Dear Michelle- You came from northwest Ohio. Why don’t you come back and talk to some of us? Talk to the many outstanding public school teachers who do great things every day. The one thing we have here is support. We support each other as fellow teachers where there is no or little administrative support. We can identify strengths in each other when YOU and so many others try to beat us down. When, due to your example, administrators tell teachers that, as a building, they are broken, we are able to look at each other and lift each other up again. That is what makes great teachers. We also have parents who support us, in spite of our administrators. Did your sample set have this?
It is disheartening to speak with younger teachers this summer. They are away from each other, and many are not looking forward to the new school year. Why should they? When they come together for convocation day, they will be put down by their administrators, told they are broken, and need to change or get out. Who, in any job, would want to work under those conditions?

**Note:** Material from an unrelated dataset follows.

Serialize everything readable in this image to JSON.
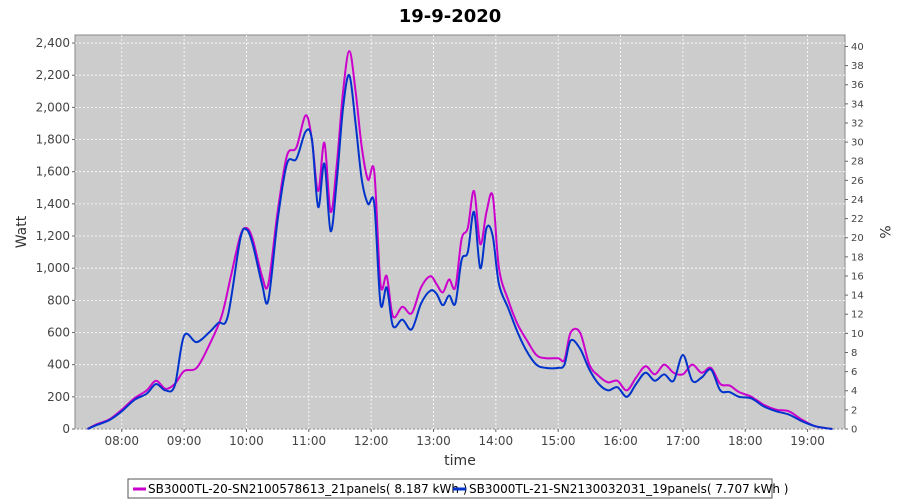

But they will. And when the administrators are gone, the teachers will again lift each other up, and remember why they are there- for the children. They will squeeze in ‘real teaching’ in between testing teaching, when the administrators aren’t looking. What part of this looks like freedom, or the United States I grew up in?
How different would our country be if all of us and our children saw our leaders complimenting each other rather than bullying each other. What if they could model working together for all of us? And isn’t it sad that this will never be anything but a dream?